One major component of the project is managing two international literary competitions: the COG Page to Screen Awards and the COG Poetry Awards. The COG Page to Screen Awards competition, judged this year by Daniel Handler (AKA Lemony Snicket) was opened in November 2015 and drew entries from the 21 states in the country as well as Sweden, Canada and Australia. The COG Poetry Awards, judged by A. Van Jordan, yielded similar results. The winning pieces from each contest will be adapted as a short animated film, 2D animation, graphic novel or interpretive illustration series by the students of Cogswell College's Digital Art and Animation Department.
"'The Outdoor Movie' is a mesmerizing evening," said Daniel Handler, author of the Lemony Snicket book series, of the COG Page to Screen Awards' winning short story by Siamak Vossoughi. "It is romantic, mysterious, flickering with wonder and curiosity. It's over too soon and lingers in the brain like love, or at least a good movie about love. Like the characters in the story, I look forward to seeing more."
Said A. Van Jordan of the COG Poetry Awards' winning poetry set, written by Anne Harding Woodworth: ''The Last Gun' opens with smoke and closes with a bang. These poems toggle between the spirits of the living and the spirits the living carry into death 'to ask questions, to contemplate a state of being that is no more.' These poems care about what we carry with us on our journeys and how others hold us in memory. As a reader, you'll find that The Last Gun is 'a gathering place for- admirers, rememberers, the once-armed,' and this poet has prepared us both 'for the journey--where it will be judged,' and for the 'deeds on earth.''
What were some of the biggest challenges to your initiative, and how
did you meet those challenges?
Some of the biggest challenges to this initiative included: 1. Bridging gaps between those students who were technology-focused but inexperienced in reading, analyzing and publishing literature and those who were literary industry-savvy but lacked technological skills. To meet that challenge, we used on-campus class time to hold nuanced discussions of literature, including that which was submitted to our editorial staff for consideration, by authors working in the U.S. and beyond; and our online communication to accomplish nuts and bolts tasks (web-based discussions, sharing of online resources, introduction and collection of staff assignments and academic assignments, etc.).
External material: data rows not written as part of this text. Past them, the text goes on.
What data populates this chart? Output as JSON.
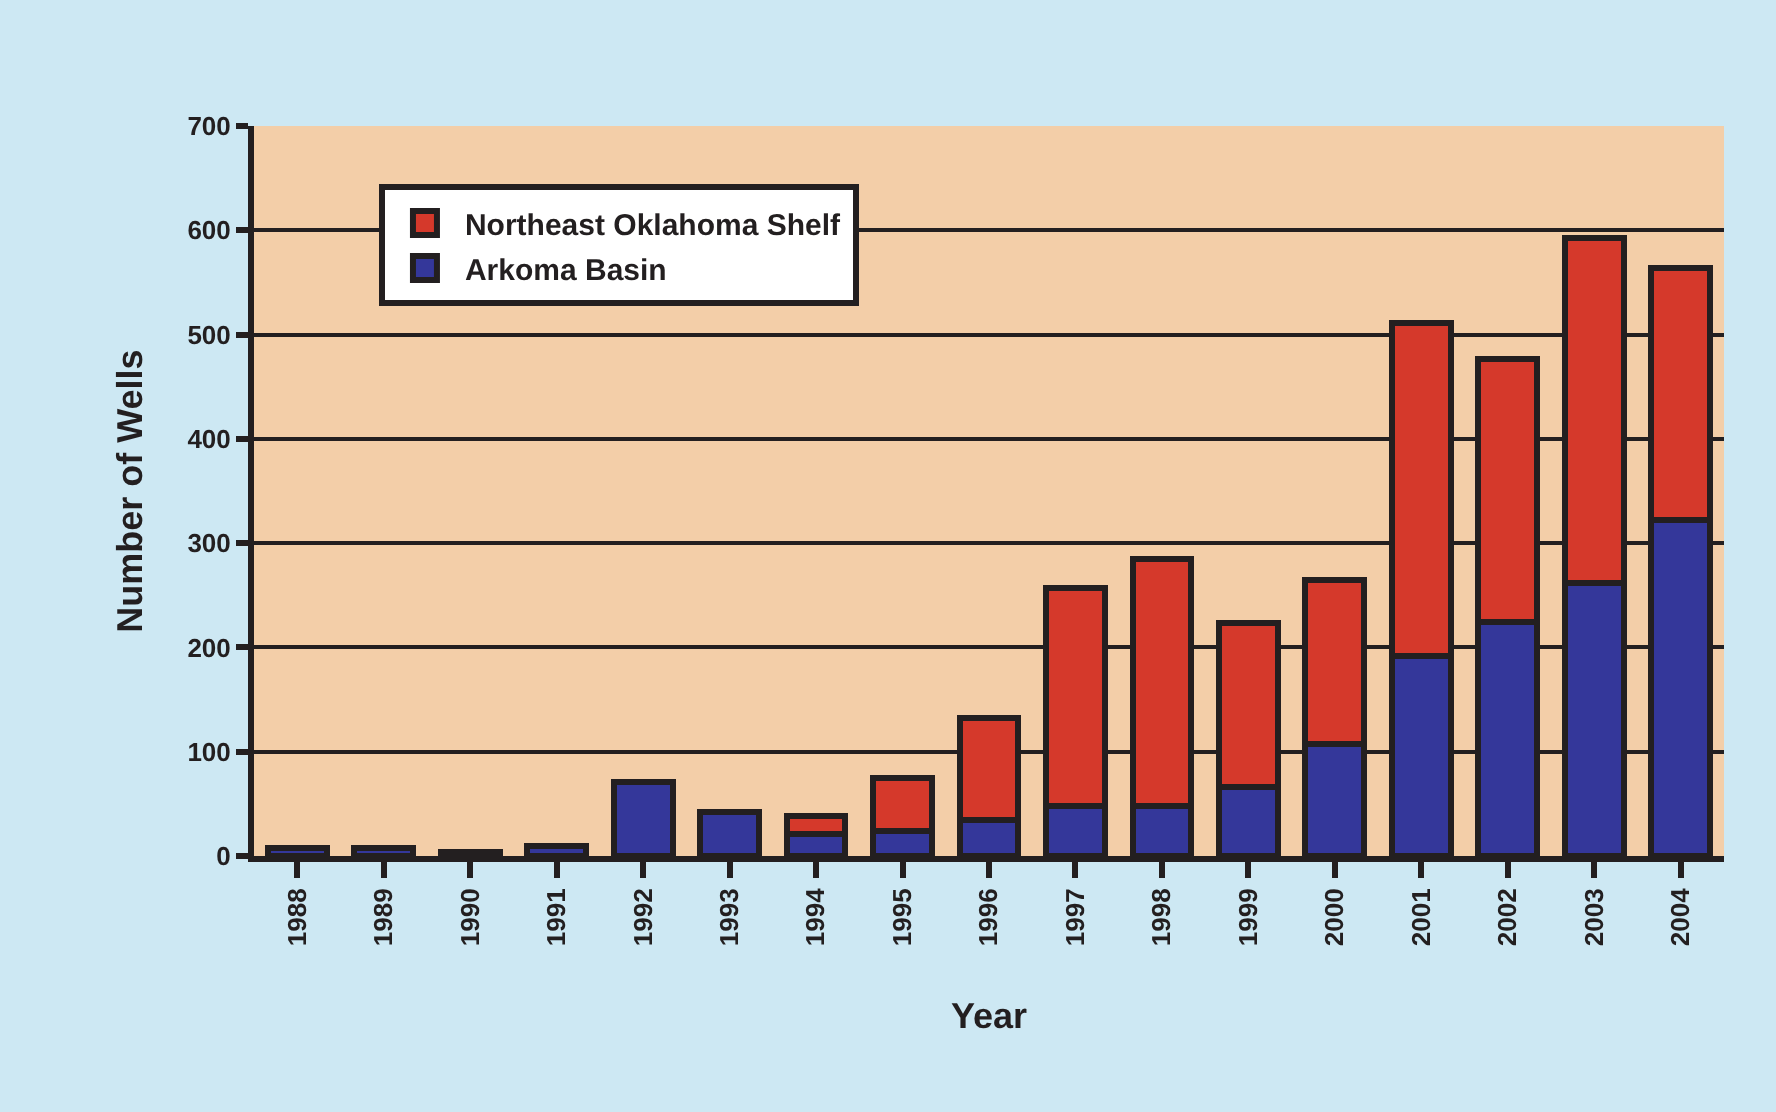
{
  "chart_data": {
    "type": "bar",
    "stacked": true,
    "xlabel": "Year",
    "ylabel": "Number of Wells",
    "categories": [
      "1988",
      "1989",
      "1990",
      "1991",
      "1992",
      "1993",
      "1994",
      "1995",
      "1996",
      "1997",
      "1998",
      "1999",
      "2000",
      "2001",
      "2002",
      "2003",
      "2004"
    ],
    "series": [
      {
        "name": "Arkoma Basin",
        "color": "#34379a",
        "values": [
          8,
          8,
          4,
          10,
          71,
          42,
          21,
          24,
          35,
          48,
          48,
          66,
          107,
          192,
          224,
          262,
          322
        ]
      },
      {
        "name": "Northeast Oklahoma Shelf",
        "color": "#d5392b",
        "values": [
          null,
          null,
          null,
          null,
          null,
          null,
          17,
          51,
          97,
          209,
          237,
          157,
          158,
          319,
          253,
          331,
          242
        ]
      }
    ],
    "ylim": [
      0,
      700
    ],
    "yticks": [
      0,
      100,
      200,
      300,
      400,
      500,
      600,
      700
    ],
    "grid": "y",
    "legend": "top left"
  }
}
Another significant challenge was creating a robust, reliable-yet-fresh multimedia literary home for the content. To meet that challenge, we settled on a website that is both visually pared down and 'urban' (with black, gray and orange as our color palette) and alive with movement (spinning cogs, videos etc.). The site is organized as a traditional literary journal (with fiction, poetry and nonfiction sections) but integrates the richness of content that technology permits.
What are the three biggest components that need to be in place for tech innovation to
succeed are:
Administrative and campus community-based support (and yes, this includes a willingness on the school/district's part to invest strategically in a tech' budget).
Faculty members who - in addition to being subject matter experts, experienced in teaching within their fields - are technologically savvy, or willing to learn new technologies, so that tech-based learning fully engages and supports students as a powerful instructional tool.
Accessible resources that are user-friendly for students and faculty, supported by reliable Wi-Fi and helpful tech' support professionals who keep things running smoothly.